节点文献

基于GPS轨迹和照片轨迹的时空数据挖掘

Spatial-Temporal Data Mining Based on GPS Trajectory and Geo-Tagged Photo Trajectory

【作者】 王冠男

【导师】 王志忠;

【作者基本信息】 中南大学 , 概率论与数理统计, 2013, 博士

【摘要】 现代信息技术和位置感知技术迅猛发展,人们能够方便的获得各种移动物体的轨迹数据。通过分析轨迹数据可以获得很多有价值的信息,并且推断出新的知识。许多基于位置推荐的门户网站已经引起了大众和研究者的关注,关于轨迹数据挖掘的研究也逐渐变得炙手可热。轨迹数据时时空数据的重要分支,本文主要研究了基于GPS轨迹以及照片轨迹的时空数据挖掘方法,采用多种统计方法挖掘轨迹之间的相似度、旅游者的行走模式等有价值的信息,通过针对真实数据进行实验,证明了方法在实践中的高效性。本文的研究工作主要包含如下四个方面:1)提出度量GPS轨迹相似度的几何算法(GSAs)。轨迹相似度算法能够提炼移动轨迹之间的相似信息,这些信息在城市道路网、交通和地理信息系统中发挥着很重要的作用。首先提出LAR定义(Length-Angle Ratio),用来简化GPS轨迹并检测其中的重点区域(sig-region);然后按照重点区域将轨迹分段,分别使用向量法和面积法计算轨迹中各段之间的差异性;最后通过综合分析这些差异性得到GPS轨迹的相似度。
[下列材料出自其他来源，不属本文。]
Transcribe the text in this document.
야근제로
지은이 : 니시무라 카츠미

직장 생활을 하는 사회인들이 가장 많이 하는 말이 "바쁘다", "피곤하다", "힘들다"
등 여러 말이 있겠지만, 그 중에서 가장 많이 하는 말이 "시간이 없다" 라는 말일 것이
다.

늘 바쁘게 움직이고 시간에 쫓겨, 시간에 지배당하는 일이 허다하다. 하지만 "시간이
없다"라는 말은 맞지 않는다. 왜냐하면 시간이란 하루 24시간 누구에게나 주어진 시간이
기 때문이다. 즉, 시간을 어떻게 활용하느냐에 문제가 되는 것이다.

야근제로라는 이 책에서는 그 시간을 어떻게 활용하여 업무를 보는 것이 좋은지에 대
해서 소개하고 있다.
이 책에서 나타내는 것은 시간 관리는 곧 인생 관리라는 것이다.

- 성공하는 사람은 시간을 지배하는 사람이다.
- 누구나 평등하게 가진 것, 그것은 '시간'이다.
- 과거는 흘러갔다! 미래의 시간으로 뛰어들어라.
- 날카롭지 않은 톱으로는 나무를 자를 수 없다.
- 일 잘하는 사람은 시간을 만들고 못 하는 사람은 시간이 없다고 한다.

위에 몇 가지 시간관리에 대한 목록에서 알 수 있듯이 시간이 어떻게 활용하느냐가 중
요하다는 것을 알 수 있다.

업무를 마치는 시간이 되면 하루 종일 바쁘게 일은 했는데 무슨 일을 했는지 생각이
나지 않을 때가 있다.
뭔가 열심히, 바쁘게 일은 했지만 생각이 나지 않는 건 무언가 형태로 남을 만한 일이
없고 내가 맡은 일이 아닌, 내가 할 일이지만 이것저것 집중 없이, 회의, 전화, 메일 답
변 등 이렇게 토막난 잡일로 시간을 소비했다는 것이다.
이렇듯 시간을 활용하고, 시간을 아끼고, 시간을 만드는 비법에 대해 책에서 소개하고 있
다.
算法的优势在于三方面,首先,当GPS点缺失时,算法仍然有效;其次,GSAs应用了真实距离,体现了轨迹的几何特征,并且在以往研究的基础上充分考虑了每个用户和轨迹的独特性以及交通网的特征;最后,试验证明GSAs在精确度和时间复杂度上均优于其它现有算法。2)提出路线还原方法,将非连续Geo照片轨迹(带有地理位置信息的照片轨迹)还原成连续的GPS轨迹。GPS轨迹占据存储空间大,不易处理,原始Geo照片轨迹虽然易储存,但是不能提供和GPS轨迹同样丰富的信息,将Geo照片轨迹还原为GPS轨迹可以同时解决以上难题。本文首先提出区域兴趣度比,将景点排序。然后应用隐半马尔可夫模型(HSMM)解释旅游者的迁移规律,得到重要区域序列,在此基础上,提出均值算法将重要区域序列还原成完整的GPS序列。最后,提出基于留一交叉检验(LOOCV)的试验方法,检验还原路线与GPS路线的契合性,并且证明得到的连续GPS轨迹符合人群行走基本规律。3)挖掘照片轨迹的统计特征以及时空规律。人群行走活动的基本规律在路线规划、目的地预测和推荐系统中具有举足轻重的作用。首先,通过挖掘行走活动的共同统计特征,发现照片轨迹的一些变量符合对数正态分布,继而服从重尾法则,这些变量包括LAR,重要区域间的距离以及用户在重要区域的停留时间。其次,照片轨迹表现出高度的时空规律,本文主要从三方面来进一步研究这一问题:①重要区域间的距离符合对数正态分布的原因;②影响用户选择目的地的因素;③均方位移在照片轨迹中的特征。真实数据结果证明这些共同的统计特征和时空规律在不同的区域中是相同的。4)用生存分析的方法解决轨迹问题中删失数据的问题。已知在轨迹数据挖掘中存在删失数据的问题,传统模型不适用于这类数据,需要建立相应的删失数据模型。照片轨迹中照片之间的时间间隔为右删失数据,本文以这一数据为例,首先用Kaplan-Meier估计建立非参数模型,研究相应的生存模型和危险率模型。然后建立时间间隔关于拍照停留时间的Buckley-James模型,并且用经验似然的方法估计参数的置信区间。最后建立时间间隔关于拍照停留时间以及用户个人信息的半参数模型,并且提出基于删失数据的经验似然方法,得到经验似然函数比,证明渐进分布为标准卡方分布,简化了置信区间的求解步骤。轨迹挖掘技术为快速发展的信息技术做出了杰出的贡献,而迅猛发展的信息技术又为轨迹数据挖掘提供了更广阔的发展空间,两者相辅相成。本文提供了高效易行的方法和技术,所得到的研究和技术成果并不仅仅可局限于轨迹数据挖掘领域,方法和技术的相关算法可以应用到其它研究领域。本文所做的相关分析研究不仅丰富了轨迹数据挖掘领域的技术,并且对很多现实问题具有指导意义。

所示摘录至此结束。